O ano de 2020 foi, sem dúvida, um ano diferente.
Não, em especial, por causa da crise económica, que, sendo dolorosa, não é, infelizmente, novidade para muitos.
O que 2020 trouxe de novo à atenção geral foram a pandemia e, com ela, a imponderabilidade e a força já esquecida da natureza.
De novo, mas já não habituado a isso, o homem – ou seja: a humanidade – sentiu-se impotente ante uma força descomunal que não dominava e, com esforço e dificuldade, dominará a breve prazo.
Elegi mencionar a humanidade e não, simplesmente, o homem, pois cada um dos homens, por si, sabe bem dos imprevistos da vida e da derradeira batalha que, com ela, um dia, travará para inevitavelmente a perder.
A humanidade, porém, como ideia e força coletiva mostra-se perene, renova-se e pensa-se capaz de controlar, quando não mesmo vencer, os imponderáveis da natureza e as suas manifestações mais poderosas e ameaçadoras: aí reside, precisamente, a sua força e a capacidade de otimismo que gera em todos e cada um dos homens.

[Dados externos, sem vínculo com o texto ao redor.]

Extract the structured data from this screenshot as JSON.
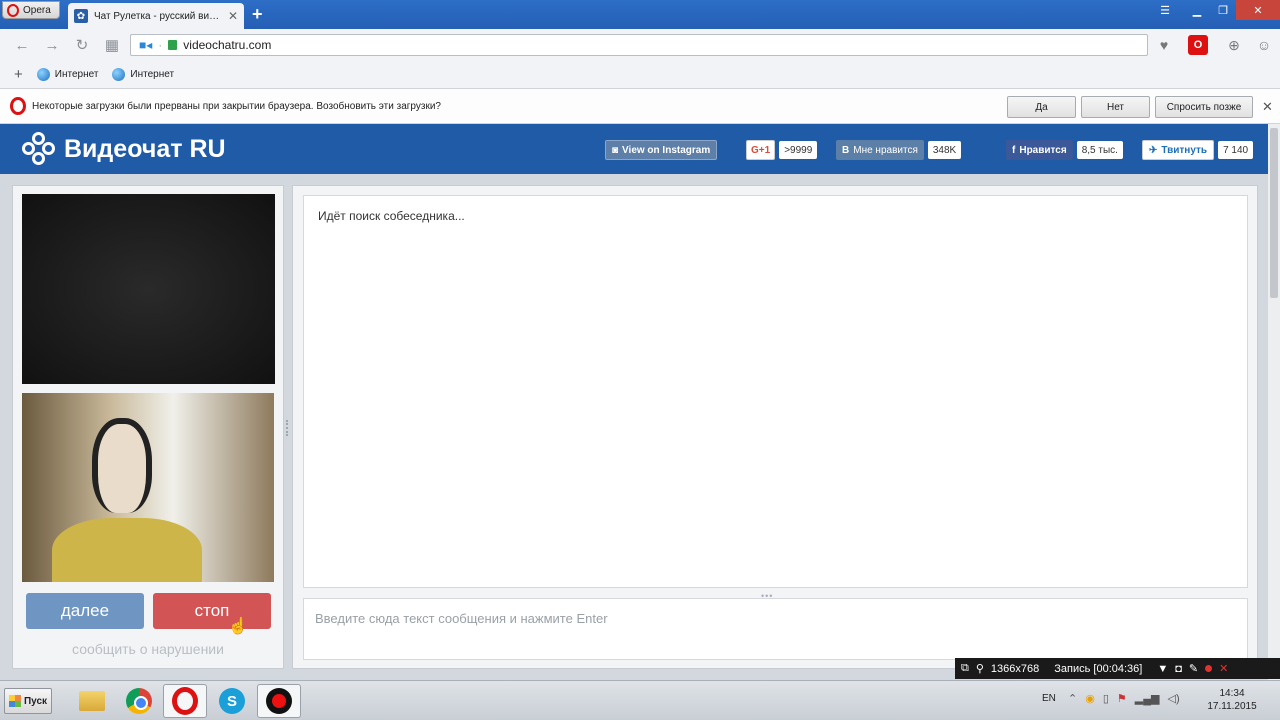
{
  "browser": {
    "menu_label": "Opera",
    "tab_title": "Чат Рулетка - русский видео",
    "url": "videochatru.com",
    "bookmarks": [
      "Интернет",
      "Интернет"
    ]
  },
  "notice": {
    "text": "Некоторые загрузки были прерваны при закрытии браузера. Возобновить эти загрузки?",
    "yes": "Да",
    "no": "Нет",
    "later": "Спросить позже"
  },
  "site": {
    "title": "Видеочат RU",
    "instagram": "View on Instagram",
    "gplus_label": "G+1",
    "gplus_count": ">9999",
    "vk_label": "Мне нравится",
    "vk_count": "348K",
    "fb_label": "Нравится",
    "fb_count": "8,5 тыс.",
    "tw_label": "Твитнуть",
    "tw_count": "7 140"
  },
  "chat": {
    "status": "Идёт поиск собеседника...",
    "input_placeholder": "Введите сюда текст сообщения и нажмите Enter",
    "next_button": "далее",
    "stop_button": "стоп",
    "report_link": "сообщить о нарушении"
  },
  "recorder": {
    "resolution": "1366x768",
    "status": "Запись [00:04:36]"
  },
  "taskbar": {
    "start": "Пуск",
    "lang": "EN",
    "time": "14:34",
    "date": "17.11.2015"
  },
  "colors": {
    "header": "#1f5ba7",
    "next_button": "#6f95c2",
    "stop_button": "#d35454"
  }
}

É verdade que os desastres naturais continuaram e continuam a afetar partes significativas dessa mesma humanidade, mas, em geral, trata-se, quase sempres, de fenómenos locais e circunscritos, que, dada a sua dimensão – mesmo quando enormes e devastadores – até podem ser mostrados e olhados de fora por quem está deles distante e os não sofreu.

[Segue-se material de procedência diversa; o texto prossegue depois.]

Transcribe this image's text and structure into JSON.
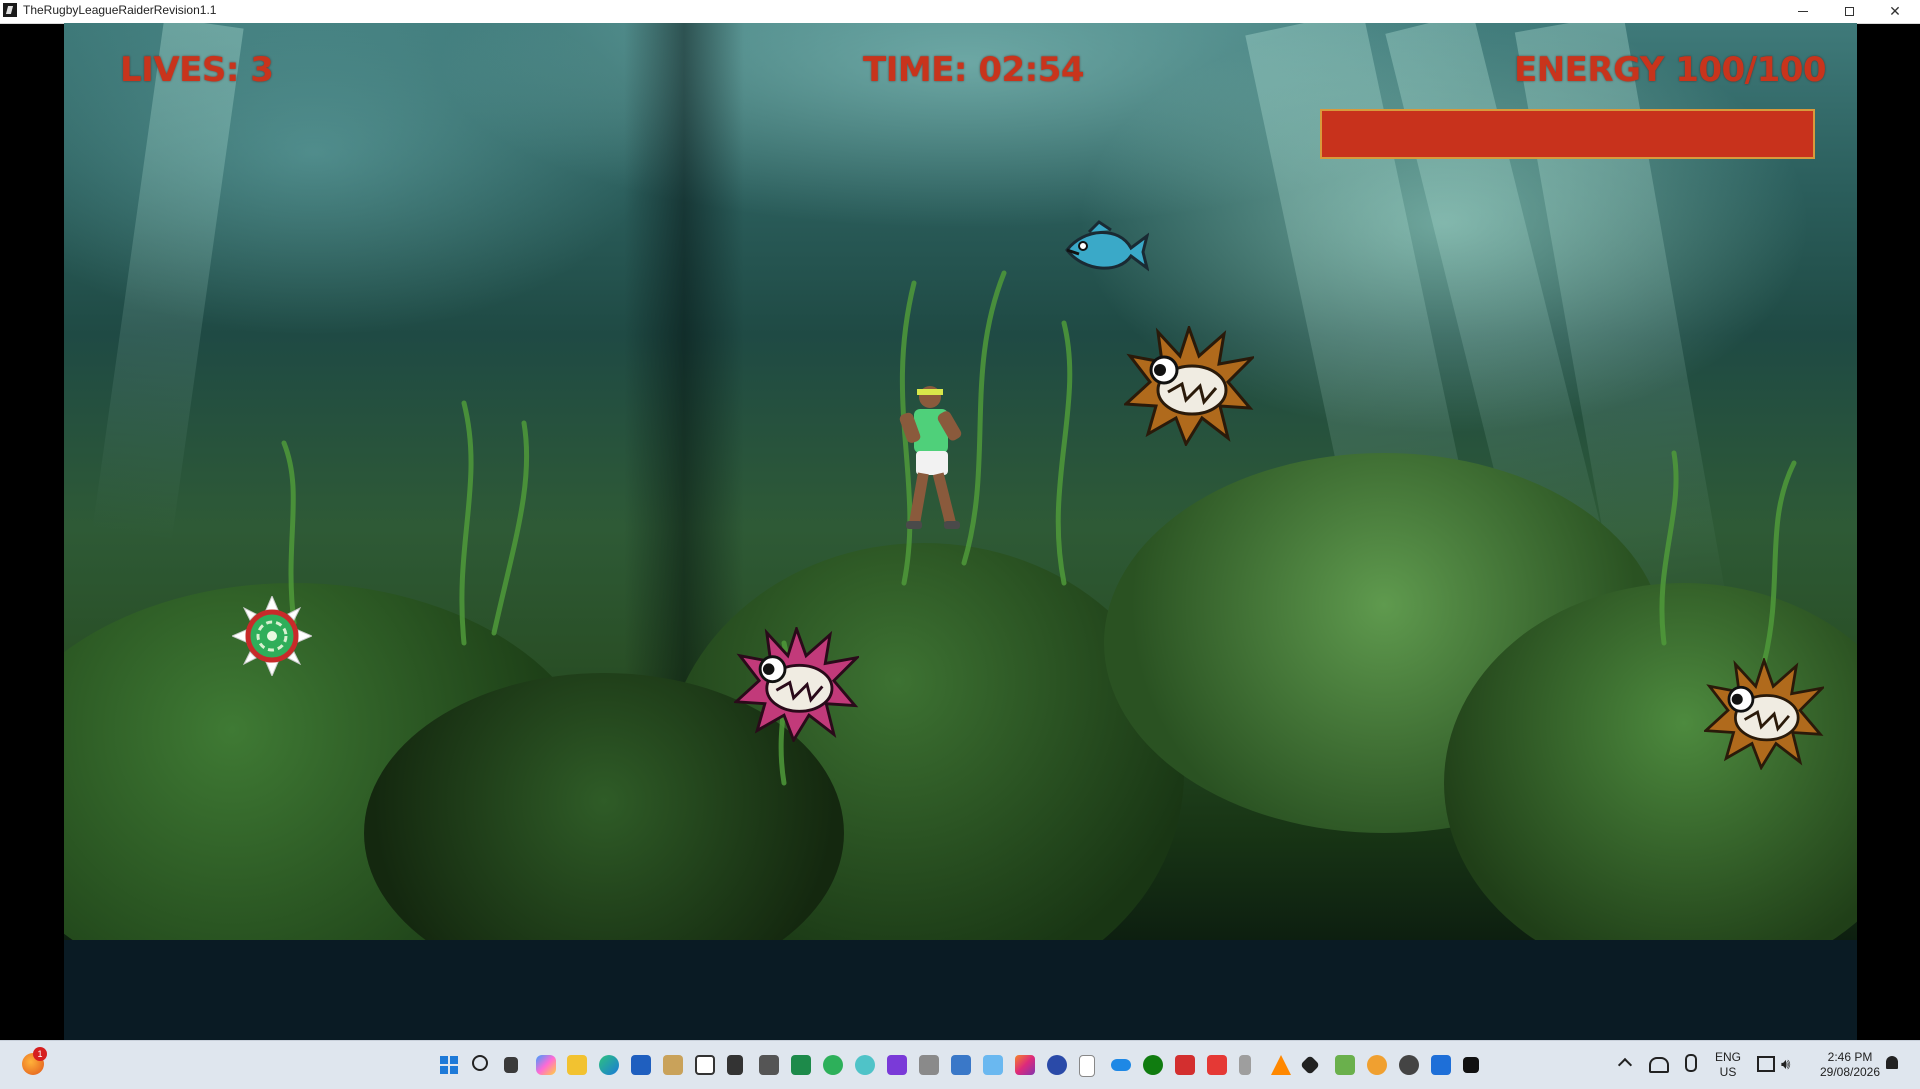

Não é assim com a pandemia.
Dada a sua desconhecida duração e imprevisibilidade e, simultaneamente, a sua proximidade e a dimensão global que assumiu em pouco tempo, a humanidade quedou-se estupefacta e fraca ante a natureza, a sua força e o seu mistério.
Mesmo assim, os primeiros tempos da pandemia criaram sentimentos fortes de comunidade e reforçaram, em alguns casos e durante algum tempo, laços de solidariedade que se vinham esbatendo, sempre e sempre mais, por via de uma cultura individualista de forte pendor liberal, que os grandes meios de comunicação se esforçaram – e esforçam – por tornar hegemónica e fazer crer sem alternativa.

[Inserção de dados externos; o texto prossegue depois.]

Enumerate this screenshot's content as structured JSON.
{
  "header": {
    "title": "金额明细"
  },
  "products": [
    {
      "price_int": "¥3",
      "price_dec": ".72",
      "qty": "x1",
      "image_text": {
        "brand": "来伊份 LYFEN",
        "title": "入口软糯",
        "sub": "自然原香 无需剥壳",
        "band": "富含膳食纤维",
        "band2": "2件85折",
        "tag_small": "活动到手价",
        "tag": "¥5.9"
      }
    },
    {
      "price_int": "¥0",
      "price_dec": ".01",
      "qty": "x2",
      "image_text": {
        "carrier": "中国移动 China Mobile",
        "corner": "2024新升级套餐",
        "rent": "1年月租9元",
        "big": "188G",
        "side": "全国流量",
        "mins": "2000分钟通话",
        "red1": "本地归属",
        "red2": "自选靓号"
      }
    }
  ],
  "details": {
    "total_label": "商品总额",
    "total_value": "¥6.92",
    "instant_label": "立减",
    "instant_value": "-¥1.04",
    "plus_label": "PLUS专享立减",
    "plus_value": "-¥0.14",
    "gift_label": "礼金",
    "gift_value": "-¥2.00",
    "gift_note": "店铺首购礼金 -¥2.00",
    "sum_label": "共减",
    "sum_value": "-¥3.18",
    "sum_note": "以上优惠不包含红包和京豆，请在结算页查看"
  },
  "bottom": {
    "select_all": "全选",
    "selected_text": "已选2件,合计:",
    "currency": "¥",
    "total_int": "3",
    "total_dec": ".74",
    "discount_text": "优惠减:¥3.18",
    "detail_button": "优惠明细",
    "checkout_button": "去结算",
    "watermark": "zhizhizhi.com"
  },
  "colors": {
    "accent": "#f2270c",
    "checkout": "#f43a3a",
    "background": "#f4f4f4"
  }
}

Porém, esta espontânea e renovada consciência da importância do pensar e agir coletivamente para bem de todos – mesmo que, necessariamente, com sacrifício do excesso acumulado de alguns – veio, rapidamente, a ser minada.
Todos quantos viram ameaçado o mundo de verdades únicas que alcançaram e solidificaram nos últimos trinta anos mexeram-se – e mexem-se agora – constante e insidiosamente para que, se possível, nada mude.
Hoje pode, assim, assistir-se, de novo, a um bombardear crescente de mensagens intencionalmente desagregadoras de qualquer propósito de procurar resolver, coletiva e organizadamente, os problemas que a pandemia trouxe, revelou ou agravou.
Por isso, a aposta na ciência e na capacidade do poder público para debelar ou minorar a força cega da natureza vêm sendo fustigadas duramente por campanhas dirigidas por aqueles que, precisamente, viram depressa as consequências futuras do nascimento e sedimentação de uma nova corrente fortemente solidária e humanista.
Desmentem-se a efetividade e segurança das vacinas, duvida-se da capacidade dos serviços públicos de saúde – os únicos que verdadeiramente funcionaram ao longo deste ano – para a ministrar a todos; contradizem-se as medidas profiláticas e o poder das autoridades públicas para as impor; questiona-se o primado do Serviço Nacional de Saúde na resolução dos problemas sanitários que afetam a todos por igual; contesta-se, enfim, tudo o que pareça ser uma organização política e social dirigida, no essencial, à realização do bem comum e não, unicamente, ao lucro.
Contesta-se, por isso e de várias formas – umas teóricas, outras mais práticas e subliminares – a força solidária e humanista que emana da Constituição.
Por tudo isso e porque, para a larga maioria, importa que 2021 possa ser um ano melhor, há que continuar a lutar para que se cumpra e faça cumprir a Constituição e, assim, o bem comum.